When Alex opened it, the malware collected browser data, including cookies and saved passwords, and uploaded that information to the attacker. The attacker then used that access to take over his email and Discord account. The email account was recovered, but the attacker had already added 2FA to Discord.

That changes the problem from "reset the password" to "prove to Discord that the legitimate owner did not add the 2FA." The support conversation below shows the recovery request, the generic first response, the clarification, and the escalation. After that, we waited.

Why this matters

Your privacy depends on everyone you have ever trusted in DMs.

Private history is not isolated.

If someone gets into one account, they may be able to read years of messages, photos, files, names, plans, relationship details, and anything else shared with that person.

Trust can be weaponized.

A malicious file from a stranger is easy to question. A file from a sibling, partner, close friend, raid member, static member, or long-time server admin is much easier to open without thinking.

Compromise spreads socially.

Once an attacker controls an account, they can message contacts as that person and repeat the same attack across the friend graph.

2FA can become a lockout tool.

2FA protects accounts when the owner controls it. If an attacker adds it first, the real owner may lose access even after recovering email.

Protect yourself

Use Discord. Just do not treat it like a vault.
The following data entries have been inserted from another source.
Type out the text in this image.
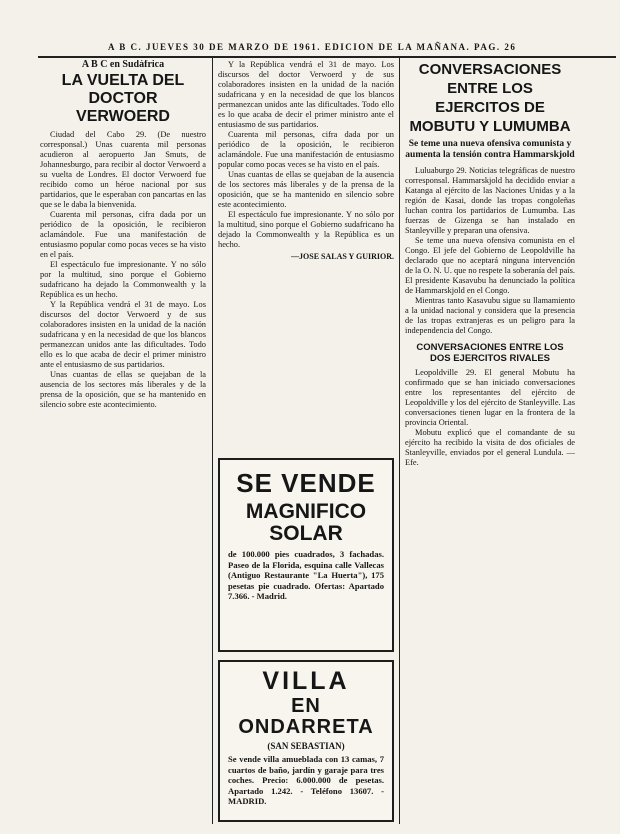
A B C. JUEVES 30 DE MARZO DE 1961. EDICION DE LA MAÑANA. PAG. 26
A B C en Sudáfrica
LA VUELTA DEL DOCTOR VERWOERD

Ciudad del Cabo 29. (De nuestro corresponsal.) Unas cuarenta mil personas acudieron al aeropuerto Jan Smuts, de Johannesburgo, para recibir al doctor Verwoerd a su vuelta de Londres. El doctor Verwoerd fue recibido como un héroe nacional por sus partidarios, que le esperaban con pancartas en las que se le daba la bienvenida.

Cuarenta mil personas, cifra dada por un periódico de la oposición, le recibieron aclamándole. Fue una manifestación de entusiasmo popular como pocas veces se ha visto en el país.

El espectáculo fue impresionante. Y no sólo por la multitud, sino porque el Gobierno sudafricano ha dejado la Commonwealth y la República es un hecho.

Y la República vendrá el 31 de mayo. Los discursos del doctor Verwoerd y de sus colaboradores insisten en la unidad de la nación sudafricana y en la necesidad de que los blancos permanezcan unidos ante las dificultades. Todo ello es lo que acaba de decir el primer ministro ante el entusiasmo de sus partidarios.

Unas cuantas de ellas se quejaban de la ausencia de los sectores más liberales y de la prensa de la oposición, que se ha mantenido en silencio sobre este acontecimiento.

Y la República vendrá el 31 de mayo. Los discursos del doctor Verwoerd y de sus colaboradores insisten en la unidad de la nación sudafricana y en la necesidad de que los blancos permanezcan unidos ante las dificultades. Todo ello es lo que acaba de decir el primer ministro ante el entusiasmo de sus partidarios.

Cuarenta mil personas, cifra dada por un periódico de la oposición, le recibieron aclamándole. Fue una manifestación de entusiasmo popular como pocas veces se ha visto en el país.

Unas cuantas de ellas se quejaban de la ausencia de los sectores más liberales y de la prensa de la oposición, que se ha mantenido en silencio sobre este acontecimiento.

El espectáculo fue impresionante. Y no sólo por la multitud, sino porque el Gobierno sudafricano ha dejado la Commonwealth y la República es un hecho.

—JOSE SALAS Y GUIRIOR.
SE VENDE
MAGNIFICO SOLAR
de 100.000 pies cuadrados, 3 fachadas. Paseo de la Florida, esquina calle Vallecas (Antiguo Restaurante "La Huerta"), 175 pesetas pie cuadrado. Ofertas: Apartado 7.366. - Madrid.
VILLA
EN ONDARRETA
(SAN SEBASTIAN)
Se vende villa amueblada con 13 camas, 7 cuartos de baño, jardín y garaje para tres coches. Precio: 6.000.000 de pesetas. Apartado 1.242. - Teléfono 13607. - MADRID.
CONVERSACIONES ENTRE LOS EJERCITOS DE MOBUTU Y LUMUMBA
Se teme una nueva ofensiva comunista y aumenta la tensión contra Hammarskjold

Luluaburgo 29. Noticias telegráficas de nuestro corresponsal. Hammarskjold ha decidido enviar a Katanga al ejército de las Naciones Unidas y a la región de Kasai, donde las tropas congoleñas luchan contra los partidarios de Lumumba. Las fuerzas de Gizenga se han instalado en Stanleyville y preparan una ofensiva.

Se teme una nueva ofensiva comunista en el Congo. El jefe del Gobierno de Leopoldville ha declarado que no aceptará ninguna intervención de la O. N. U. que no respete la soberanía del país. El presidente Kasavubu ha denunciado la política de Hammarskjold en el Congo.

Mientras tanto Kasavubu sigue su llamamiento a la unidad nacional y considera que la presencia de las tropas extranjeras es un peligro para la independencia del Congo.

CONVERSACIONES ENTRE LOS DOS EJERCITOS RIVALES

Leopoldville 29. El general Mobutu ha confirmado que se han iniciado conversaciones entre los representantes del ejército de Leopoldville y los del ejército de Stanleyville. Las conversaciones tienen lugar en la frontera de la provincia Oriental.

Mobutu explicó que el comandante de su ejército ha recibido la visita de dos oficiales de Stanleyville, enviados por el general Lundula. — Efe.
I know most of us cannot simply stop using Discord. Our friends, FCs, statics, communities, and families are there. These are the precautions I wish everyone would take before this happens to them.

01

Do not run files from DMs without verifying out of band.

Ask by phone, text, or another app before opening anything unexpected, even from family or close friends.

02

Enable 2FA now and save backup codes offline.
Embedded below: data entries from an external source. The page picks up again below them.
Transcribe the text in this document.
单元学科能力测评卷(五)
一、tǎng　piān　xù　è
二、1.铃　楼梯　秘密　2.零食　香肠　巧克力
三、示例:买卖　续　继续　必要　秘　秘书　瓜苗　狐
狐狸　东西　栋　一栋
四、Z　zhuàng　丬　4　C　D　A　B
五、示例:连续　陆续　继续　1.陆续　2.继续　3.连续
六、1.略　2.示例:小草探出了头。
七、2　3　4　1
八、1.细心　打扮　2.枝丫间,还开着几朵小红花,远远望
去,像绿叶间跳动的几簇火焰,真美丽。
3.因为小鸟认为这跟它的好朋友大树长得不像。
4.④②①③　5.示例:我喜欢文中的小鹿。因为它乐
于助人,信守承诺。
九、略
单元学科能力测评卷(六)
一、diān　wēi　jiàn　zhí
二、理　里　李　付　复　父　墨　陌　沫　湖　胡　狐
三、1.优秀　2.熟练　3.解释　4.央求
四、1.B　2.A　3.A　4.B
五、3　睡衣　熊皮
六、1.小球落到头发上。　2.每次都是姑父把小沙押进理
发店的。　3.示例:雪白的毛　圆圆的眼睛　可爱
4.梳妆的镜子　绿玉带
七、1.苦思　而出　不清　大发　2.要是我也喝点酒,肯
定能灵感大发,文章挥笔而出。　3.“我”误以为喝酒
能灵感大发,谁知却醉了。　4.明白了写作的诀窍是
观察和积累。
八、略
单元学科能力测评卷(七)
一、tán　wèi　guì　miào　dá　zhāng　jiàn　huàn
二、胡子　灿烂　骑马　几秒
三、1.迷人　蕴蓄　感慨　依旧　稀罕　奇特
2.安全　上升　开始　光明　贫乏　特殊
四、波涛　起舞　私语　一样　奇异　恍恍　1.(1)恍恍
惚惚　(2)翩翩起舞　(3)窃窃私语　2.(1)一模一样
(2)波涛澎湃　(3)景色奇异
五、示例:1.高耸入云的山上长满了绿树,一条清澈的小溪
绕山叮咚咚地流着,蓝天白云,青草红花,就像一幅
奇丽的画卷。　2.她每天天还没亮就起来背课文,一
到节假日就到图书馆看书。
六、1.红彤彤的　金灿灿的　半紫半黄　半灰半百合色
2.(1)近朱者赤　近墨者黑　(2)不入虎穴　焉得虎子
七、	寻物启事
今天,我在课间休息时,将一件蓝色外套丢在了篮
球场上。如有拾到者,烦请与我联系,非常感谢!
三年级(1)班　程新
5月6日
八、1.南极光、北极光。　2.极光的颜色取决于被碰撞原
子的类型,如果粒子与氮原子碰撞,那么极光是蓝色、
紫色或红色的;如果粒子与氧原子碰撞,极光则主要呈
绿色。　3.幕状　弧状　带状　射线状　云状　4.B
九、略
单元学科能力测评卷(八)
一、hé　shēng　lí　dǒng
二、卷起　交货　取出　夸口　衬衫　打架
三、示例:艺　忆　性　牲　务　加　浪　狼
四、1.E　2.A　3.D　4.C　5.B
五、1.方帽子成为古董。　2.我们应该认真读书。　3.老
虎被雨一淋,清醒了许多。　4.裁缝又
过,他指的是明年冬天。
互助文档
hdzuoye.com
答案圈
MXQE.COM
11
If you wait until after compromise, an attacker may add their own 2FA before you can recover the account.

03

Stop saving important passwords in the browser.
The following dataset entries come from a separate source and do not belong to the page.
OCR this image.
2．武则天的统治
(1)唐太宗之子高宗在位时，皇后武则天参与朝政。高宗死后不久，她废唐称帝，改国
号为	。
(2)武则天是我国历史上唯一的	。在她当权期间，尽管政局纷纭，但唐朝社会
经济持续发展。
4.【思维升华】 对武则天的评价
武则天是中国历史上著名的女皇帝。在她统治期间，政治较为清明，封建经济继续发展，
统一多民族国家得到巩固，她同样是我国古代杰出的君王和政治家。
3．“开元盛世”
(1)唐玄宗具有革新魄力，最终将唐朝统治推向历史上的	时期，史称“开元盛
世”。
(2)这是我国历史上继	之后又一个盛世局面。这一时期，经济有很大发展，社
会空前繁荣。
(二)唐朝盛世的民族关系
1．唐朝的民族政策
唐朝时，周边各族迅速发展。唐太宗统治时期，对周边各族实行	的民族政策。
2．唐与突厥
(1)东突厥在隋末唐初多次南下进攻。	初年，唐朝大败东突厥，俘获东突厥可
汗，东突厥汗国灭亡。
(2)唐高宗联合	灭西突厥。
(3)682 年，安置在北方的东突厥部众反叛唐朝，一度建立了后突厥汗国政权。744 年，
Use a dedicated password manager, unique passwords, and passkeys or hardware security keys where possible.

04

Treat old DMs as breachable records.

Delete sensitive history where you can, avoid sending anything deeply private through Discord, and assume recipients can be compromised later.

05

If compromised, act in this order.

Disconnect the machine, change email first, revoke sessions, change passwords from a clean device, warn contacts, and file support tickets immediately.

06

Warn people before the attacker does.

Use another account or another platform to tell friends not to open files, links, or urgent requests from the compromised account.

Support log

The recovery request and responses.

These screenshots are included so people can see what was reported and what support replied. Personal last names have been redacted from the public copies.

Initial Discord support request explaining that the hacked account had attacker-added 2FA.
Initial support request: hacked account, email recovered, attacker-added 2FA, and attackers messaging contacts.
Discord support response with password reset advice and 2FA backup code guidance.
First response: generic account security and backup-code guidance, plus a request to reply from email.
Follow-up reply clarifying that there was no previous 2FA and the attacker added it.
Clarification: the account owner did not previously have 2FA and cannot access backup codes.
Discord support response saying the case would be passed to someone for a closer look.
Escalation: support says the case is being passed along for a closer look.
Final reply giving location and timing details about the compromise.
Final details: timing, malicious zip file, browser behavior, and normal account activity location.

The point

This is not a request for money. It is a warning.

Discord is where many of us talk because everyone is already there. I will still use it for my friends and for Final Fantasy XIV, because that is where people are. But I do not trust it the way I used to, and I do not want anyone I care about to learn this lesson the hard way.

Please treat anything you send there as something that could be seen by someone else someday, not because your friends are bad people, but because good people can be hacked.